Pamela: Right. So perhaps there’s an underlying physical explanation that makes it such that this is the only way physics works. We haven’t found that. Physics as we know it allows these values to be changed.
So if these values could be changed, what if instead of there only being one universe, there were an infinite combination of different universes existing in parallel, side-by-side, springing in and out of existence? What if we live in a multi-verse?
Suskein says perhaps we live in a multiverse where as you look across the multiverse there are multiple valleys and in each valley there is a different parameter set.
In this idea, every possible set of values for all of these different numbers exists somewhere. That somewhere just doesn’t happen to be here, and that makes sense because we couldn’t exist if those values weren’t what they are.
So the fact that we’re seeing these values is just a coincidence because we couldn’t exist if they weren’t like this. Should we step out of this universe into another one, we could die instantly because the values were wrong. We probably would, because the majority of the universes out there won’t have these numbers.
Fraser: When you say it’s a multiverse, people imagine these parallel universes where you could travel by wormhole to other universes and everyone’s got little beards and they’re torn apart by violent black holes and gravitational forces.
But it could also be serial, couldn’t it? Just one universe after another. Let’s say there’s infinite time, you could have one universe with the gravitational rate too high, it collapses down, there’s another big bang, it’s too big and it never gets going, and so on. There’s just an infinite number of these big bangs happening until finally you get the one that we happen to be in, where we can talk about it.
Pamela: Exactly, and Andre Lynd has this really great diagram where he looks at it in terms of this inflationary epic after the big bang, in which our universe radically ballooned in size. What if that inflation stopped in the majority of the universe, but in some little pocket of space it continued and a different set of parameters spilled out of existence there? What if there are all these different branching universes that are connected to one another breeding new universes as they spread out in time, space, dimensions, parameters and everything else?
Fraser: All right. You said three, what was the third possibility?

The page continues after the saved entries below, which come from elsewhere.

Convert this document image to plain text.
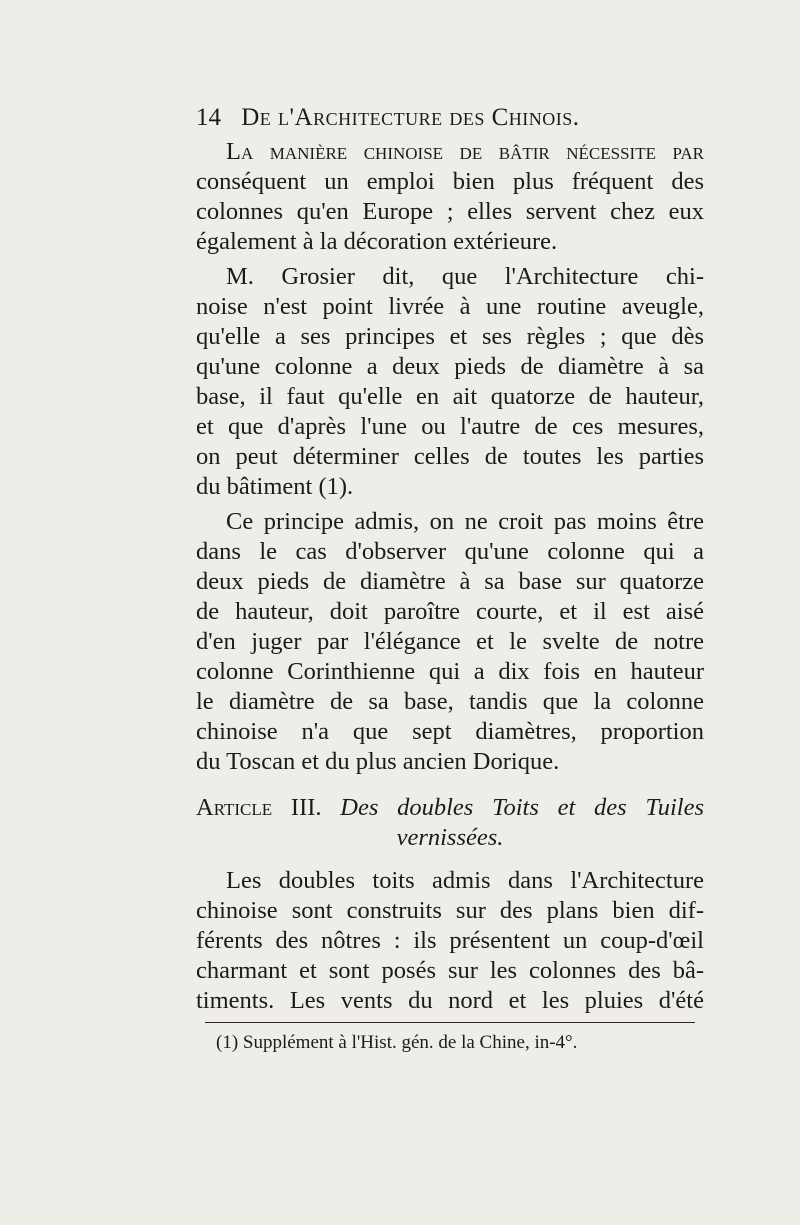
14 De l'Architecture des Chinois.
La manière chinoise de bâtir nécessite par
conséquent un emploi bien plus fréquent des
colonnes qu'en Europe ; elles servent chez eux
également à la décoration extérieure.
M. Grosier dit, que l'Architecture chi-
noise n'est point livrée à une routine aveugle,
qu'elle a ses principes et ses règles ; que dès
qu'une colonne a deux pieds de diamètre à sa
base, il faut qu'elle en ait quatorze de hauteur,
et que d'après l'une ou l'autre de ces mesures,
on peut déterminer celles de toutes les parties
du bâtiment (1).
Ce principe admis, on ne croit pas moins être
dans le cas d'observer qu'une colonne qui a
deux pieds de diamètre à sa base sur quatorze
de hauteur, doit paroître courte, et il est aisé
d'en juger par l'élégance et le svelte de notre
colonne Corinthienne qui a dix fois en hauteur
le diamètre de sa base, tandis que la colonne
chinoise n'a que sept diamètres, proportion
du Toscan et du plus ancien Dorique.
Article III. Des doubles Toits et des Tuiles
vernissées.
Les doubles toits admis dans l'Architecture
chinoise sont construits sur des plans bien dif-
férents des nôtres : ils présentent un coup-d'œil
charmant et sont posés sur les colonnes des bâ-
timents. Les vents du nord et les pluies d'été
(1) Supplément à l'Hist. gén. de la Chine, in-4°.
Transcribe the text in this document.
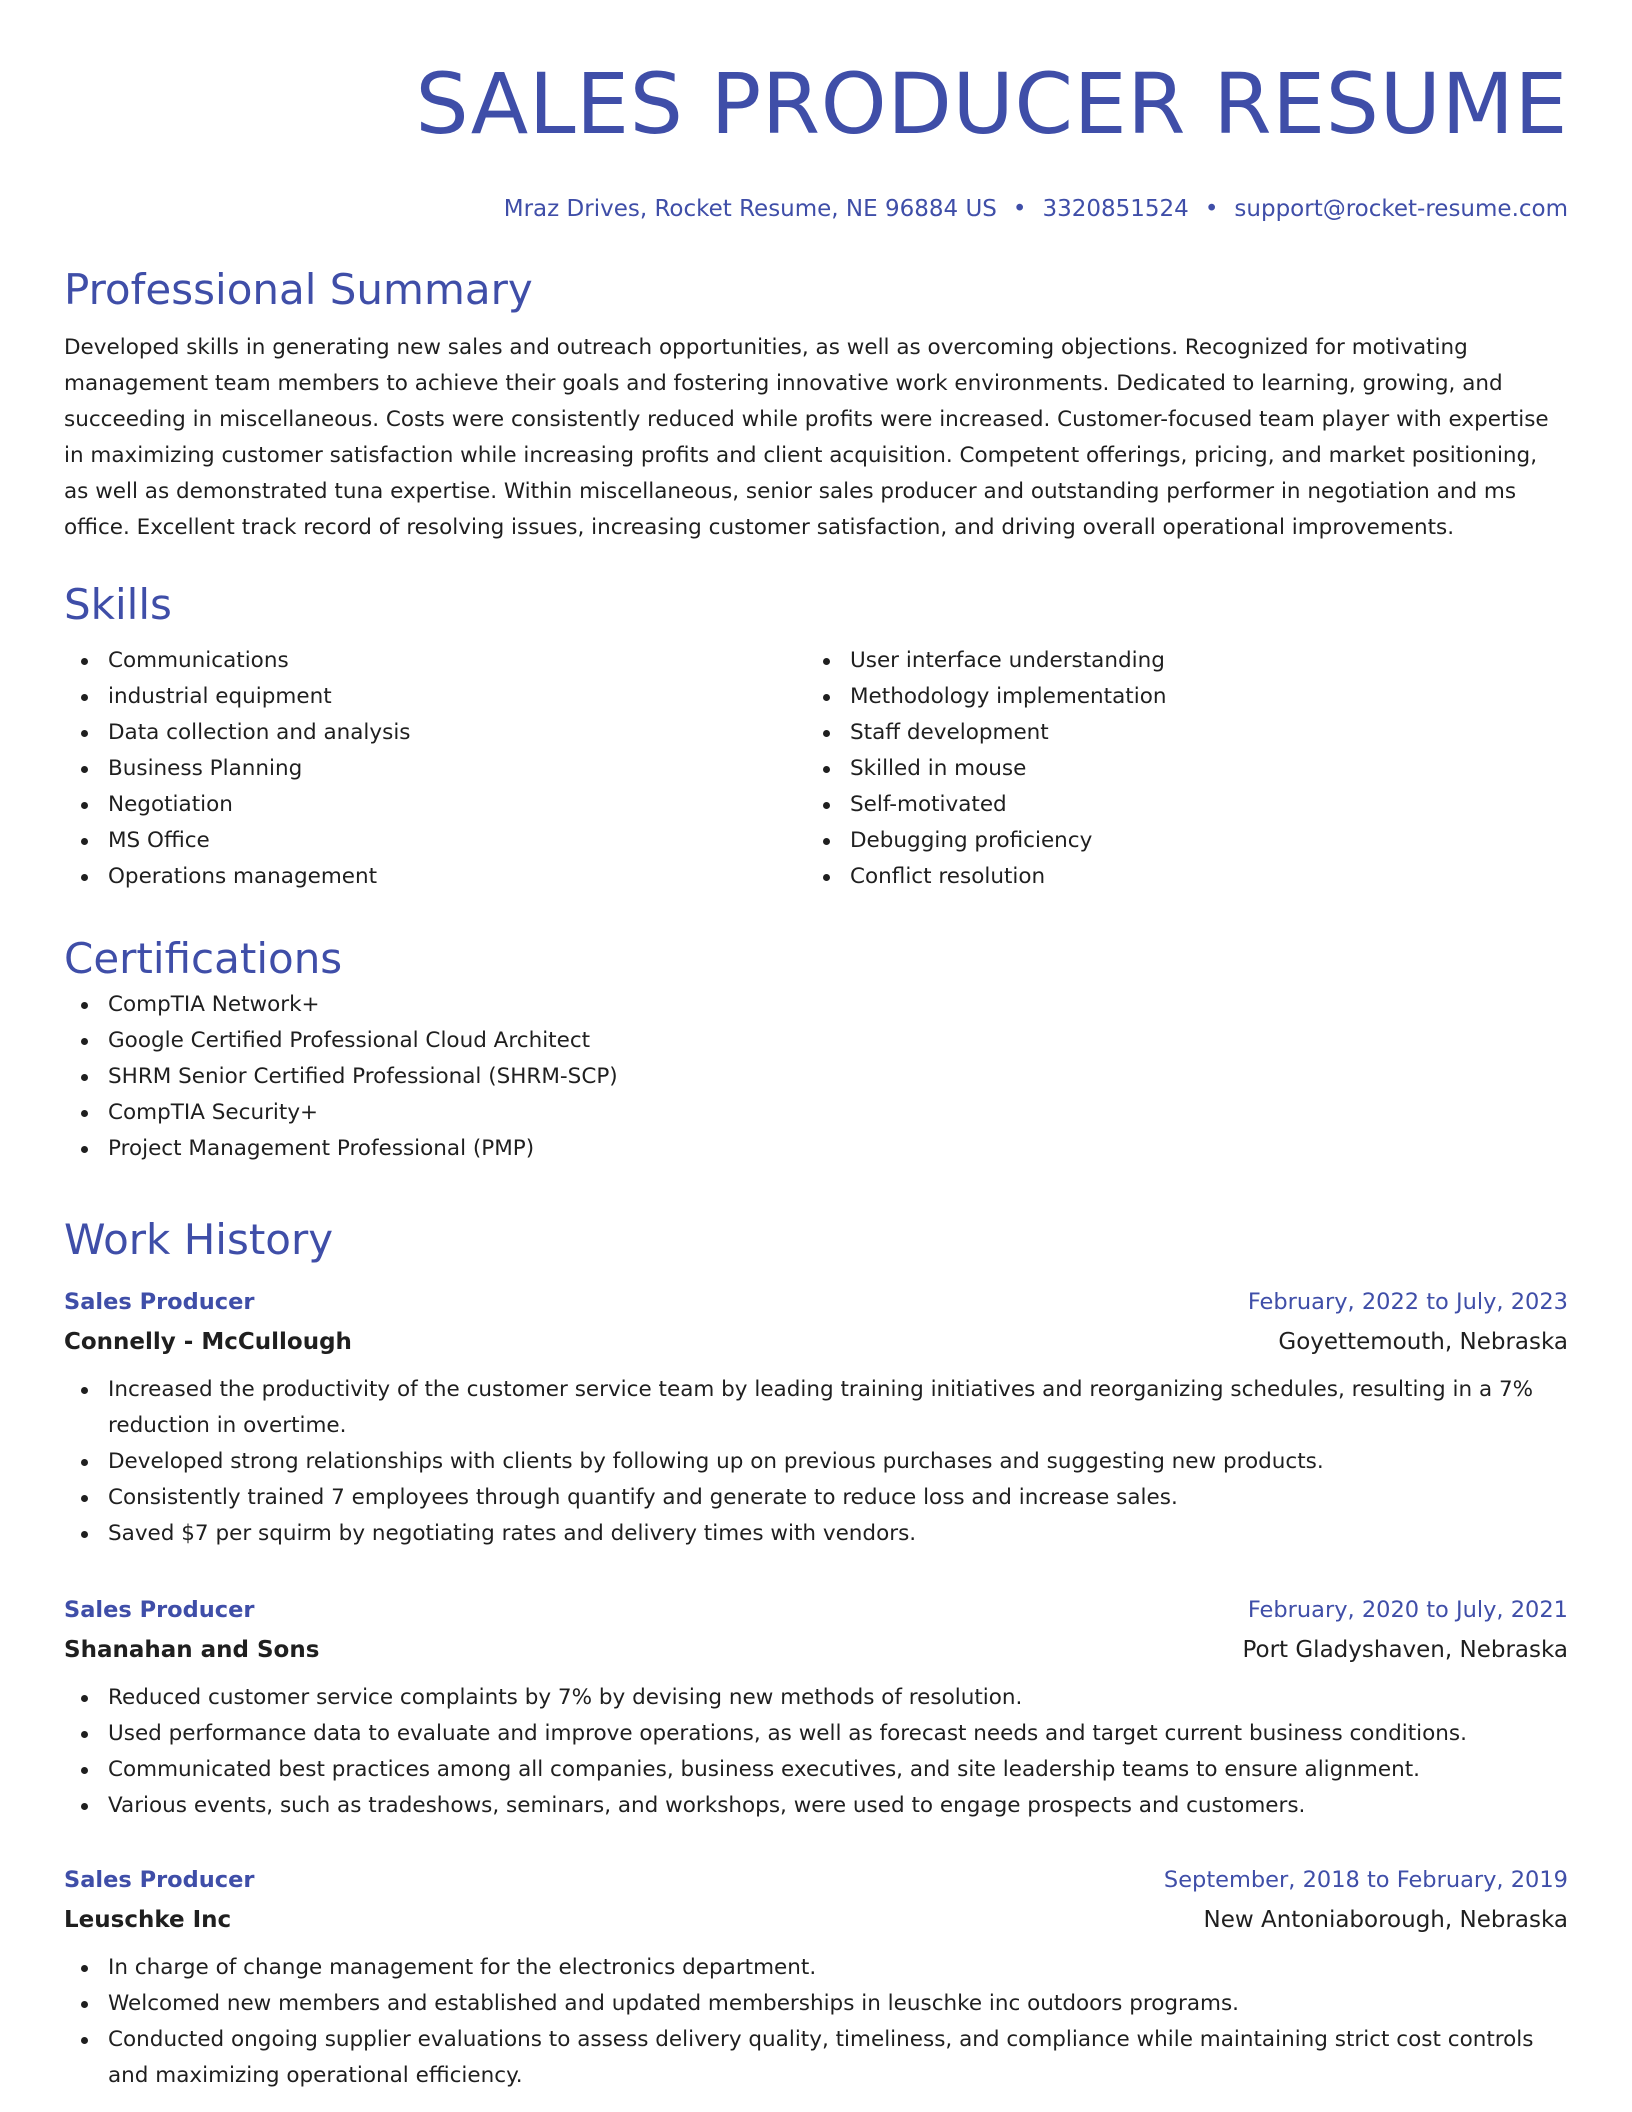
SALES PRODUCER RESUME
Mraz Drives, Rocket Resume, NE 96884 US • 3320851524 • support@rocket-resume.com
Professional Summary

Developed skills in generating new sales and outreach opportunities, as well as overcoming objections. Recognized for motivating management team members to achieve their goals and fostering innovative work environments. Dedicated to learning, growing, and succeeding in miscellaneous. Costs were consistently reduced while profits were increased. Customer-focused team player with expertise in maximizing customer satisfaction while increasing profits and client acquisition. Competent offerings, pricing, and market positioning, as well as demonstrated tuna expertise. Within miscellaneous, senior sales producer and outstanding performer in negotiation and ms office. Excellent track record of resolving issues, increasing customer satisfaction, and driving overall operational improvements.

Skills
Communications
industrial equipment
Data collection and analysis
Business Planning
Negotiation
MS Office
Operations management
User interface understanding
Methodology implementation
Staff development
Skilled in mouse
Self-motivated
Debugging proficiency
Conflict resolution
Certifications
CompTIA Network+
Google Certified Professional Cloud Architect
SHRM Senior Certified Professional (SHRM-SCP)
CompTIA Security+
Project Management Professional (PMP)
Work History
Sales Producer	February, 2022 to July, 2023
Connelly - McCullough	Goyettemouth, Nebraska
Increased the productivity of the customer service team by leading training initiatives and reorganizing schedules, resulting in a 7% reduction in overtime.
Developed strong relationships with clients by following up on previous purchases and suggesting new products.
Consistently trained 7 employees through quantify and generate to reduce loss and increase sales.
Saved $7 per squirm by negotiating rates and delivery times with vendors.
Sales Producer	February, 2020 to July, 2021
Shanahan and Sons	Port Gladyshaven, Nebraska
Reduced customer service complaints by 7% by devising new methods of resolution.
Used performance data to evaluate and improve operations, as well as forecast needs and target current business conditions.
Communicated best practices among all companies, business executives, and site leadership teams to ensure alignment.
Various events, such as tradeshows, seminars, and workshops, were used to engage prospects and customers.
Sales Producer	September, 2018 to February, 2019
Leuschke Inc	New Antoniaborough, Nebraska
In charge of change management for the electronics department.
Welcomed new members and established and updated memberships in leuschke inc outdoors programs.
Conducted ongoing supplier evaluations to assess delivery quality, timeliness, and compliance while maintaining strict cost controls and maximizing operational efficiency.
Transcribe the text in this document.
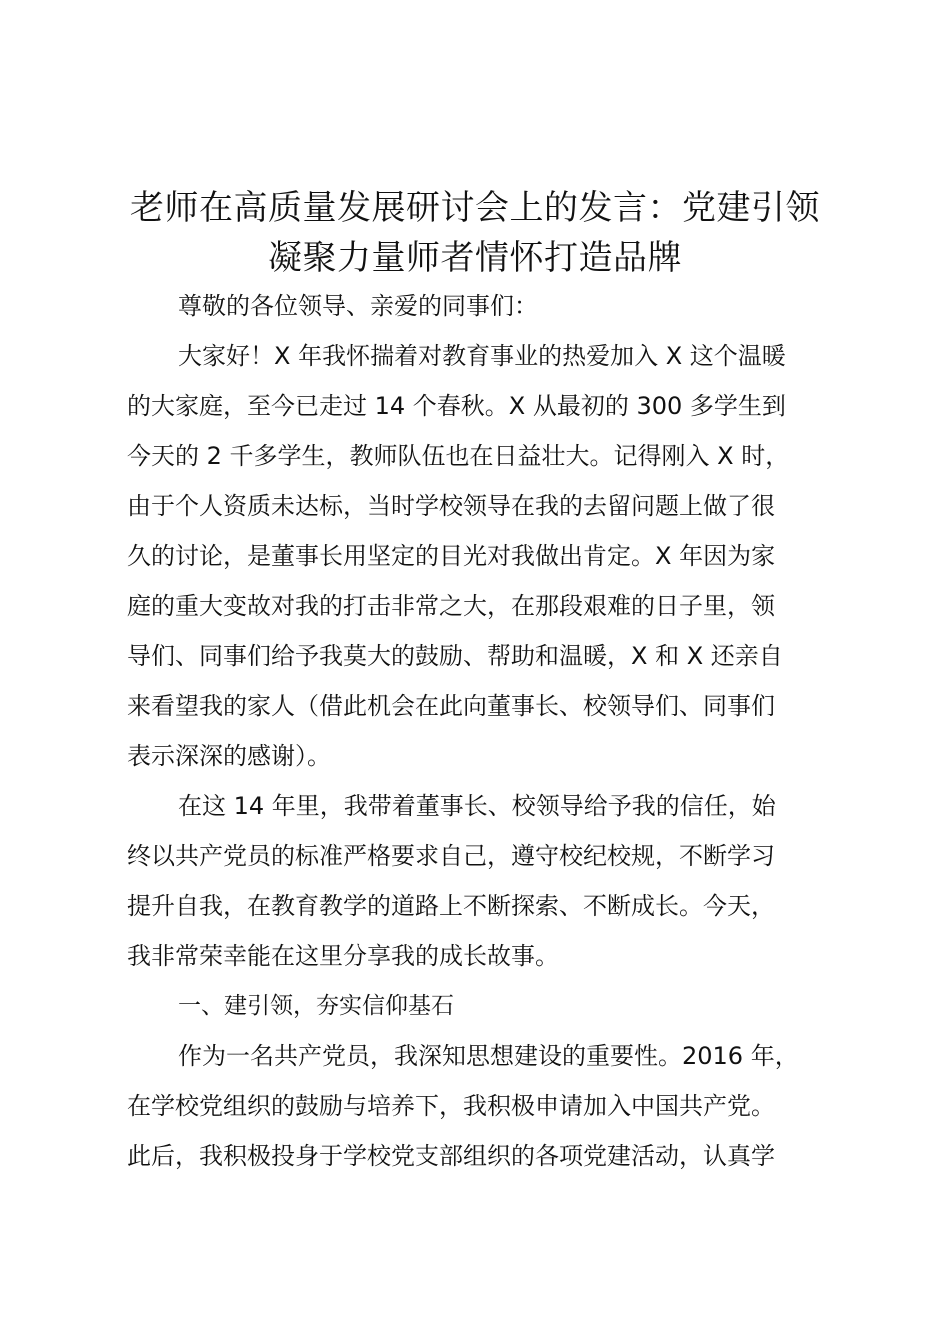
老师在高质量发展研讨会上的发言：党建引领
凝聚力量师者情怀打造品牌
尊敬的各位领导、亲爱的同事们：
大家好！X 年我怀揣着对教育事业的热爱加入 X 这个温暖
的大家庭，至今已走过 14 个春秋。X 从最初的 300 多学生到
今天的 2 千多学生，教师队伍也在日益壮大。记得刚入 X 时，
由于个人资质未达标，当时学校领导在我的去留问题上做了很
久的讨论，是董事长用坚定的目光对我做出肯定。X 年因为家
庭的重大变故对我的打击非常之大，在那段艰难的日子里，领
导们、同事们给予我莫大的鼓励、帮助和温暖，X 和 X 还亲自
来看望我的家人（借此机会在此向董事长、校领导们、同事们
表示深深的感谢）。
在这 14 年里，我带着董事长、校领导给予我的信任，始
终以共产党员的标准严格要求自己，遵守校纪校规，不断学习
提升自我，在教育教学的道路上不断探索、不断成长。今天，
我非常荣幸能在这里分享我的成长故事。
一、建引领，夯实信仰基石
作为一名共产党员，我深知思想建设的重要性。2016 年，
在学校党组织的鼓励与培养下，我积极申请加入中国共产党。
此后，我积极投身于学校党支部组织的各项党建活动，认真学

Pamela: The third possibility which science can’t address in any way, is there is something out there tweaking our universe to be just so. We are in a locker in the movie Men in Black. We are somebody’s laboratory experiment, there’s a God out there.
Science can’t address this, or the multiverse, because we can’t study anything not in our universe. So we’re left in this bad position where we have three options and science as we know it can only address one, so we don’t know what the truth is.
Fraser: Right, but that’s not going to stop science.
Pamela: it’s not going to stop us. We’re still going to try. There are people out there working on multiverse theories or looking for the underlying physics.
You know, if a god out there decided to come down, stand here and tweak parameters in front of us, that would work too.
Fraser: (laughing) Perfect! I’ll wait for that.
Okay, great Pamela. Thanks a lot. Now we know how special the universe is that we live in, and look forward to next week.
This transcript is not an exact match to the audio file. It has been edited for clarity.